Thomas Sowell writes today in the Wall Street Journal on "diversity" and it's contribution to the difficulties in Iraq.
What is it that has made Iraq so hard to pacify, even after a swift and decisive military victory? In one word: diversity.
That word has become a sacred mantra, endlessly repeated for years on end, without a speck of evidence being asked for or given to verify the wonderful benefits it is assumed to produce.
Worse yet, Iraq is only the latest in a long series of catastrophes growing out of diversity. These include "ethnic cleansing" in the Balkans, genocide in Rwanda and the Sudan, the million lives destroyed in intercommunal violence when India became independent in 1947 and the even larger number of Armenians slaughtered by Turks during World War I.
Despite much gushing about how we should "celebrate diversity," America's great achievement has not been in having diversity but in taming its dangers that have run amok in many other countries. Americans have by no means escaped diversity's oppressions and violence, but we have reined them in.

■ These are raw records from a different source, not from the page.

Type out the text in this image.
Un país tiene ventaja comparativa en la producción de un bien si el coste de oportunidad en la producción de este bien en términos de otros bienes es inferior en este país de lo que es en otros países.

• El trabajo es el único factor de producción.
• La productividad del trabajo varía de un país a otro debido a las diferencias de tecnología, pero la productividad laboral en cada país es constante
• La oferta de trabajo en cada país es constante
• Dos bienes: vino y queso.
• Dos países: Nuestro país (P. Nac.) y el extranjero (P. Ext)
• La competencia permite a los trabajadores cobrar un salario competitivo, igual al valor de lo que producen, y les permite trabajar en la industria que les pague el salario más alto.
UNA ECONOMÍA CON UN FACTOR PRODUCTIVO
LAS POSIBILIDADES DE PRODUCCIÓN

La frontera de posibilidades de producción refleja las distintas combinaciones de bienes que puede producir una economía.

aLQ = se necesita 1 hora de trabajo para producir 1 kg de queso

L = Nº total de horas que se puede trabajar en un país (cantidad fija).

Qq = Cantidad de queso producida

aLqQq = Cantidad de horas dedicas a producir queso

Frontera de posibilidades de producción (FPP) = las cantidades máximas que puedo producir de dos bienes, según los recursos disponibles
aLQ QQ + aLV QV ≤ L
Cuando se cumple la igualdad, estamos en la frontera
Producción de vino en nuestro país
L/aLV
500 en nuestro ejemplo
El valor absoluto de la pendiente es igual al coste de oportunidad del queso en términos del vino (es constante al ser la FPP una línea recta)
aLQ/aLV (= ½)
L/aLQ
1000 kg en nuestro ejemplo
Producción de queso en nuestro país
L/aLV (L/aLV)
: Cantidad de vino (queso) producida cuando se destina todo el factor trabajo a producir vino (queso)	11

What Mr. Sowell identifies as the problem is the tendency of those who over-value "diversity" to emphasize the differences between peoples, differences that seem to be associated far too often with violence between those peoples. What that violence says is that the principle of "diversity" is often misunderstood.
Cultural diversity as we currently have in America should not be about identifying all of the different groups in America and tip-toeing around differences between their cultures and American society, but rather should be about inclusiveness in American Society due to our common "American-ness." Thus we do a disservice to immigrants when we give them the crutch of multi-lingualism far beyond what should be their need for such. We do Muslims a disservice when we abhor jokes and statements that offend their sensibilities when we allow, and even chuckle at, similar jokes and statements about Jews and Christians. And we do members of all groups a disservice when we give special consideration to one or another in employment situations.
What we should hope to have is a color- and culture-blind society, where expectations and responsibilities and opportunities are the same for all 300 million of us. Highlighting our differences is detrimental to that goal; instead we should be setting aside, even ignoring these differences. After all what matters is the "content of [our] character," no?
Mr. Sowell concludes:
But we can at least hope that the Iraq tragedy will chasten the hubris behind notions of "nation-building" and chasten also the pious dogmatism of those who hype "diversity" at every turn, in utter disregard of its actual consequences at home or abroad. Free societies have prerequisites, and history has not given all peoples those prerequisites, which took centuries to evolve in the West.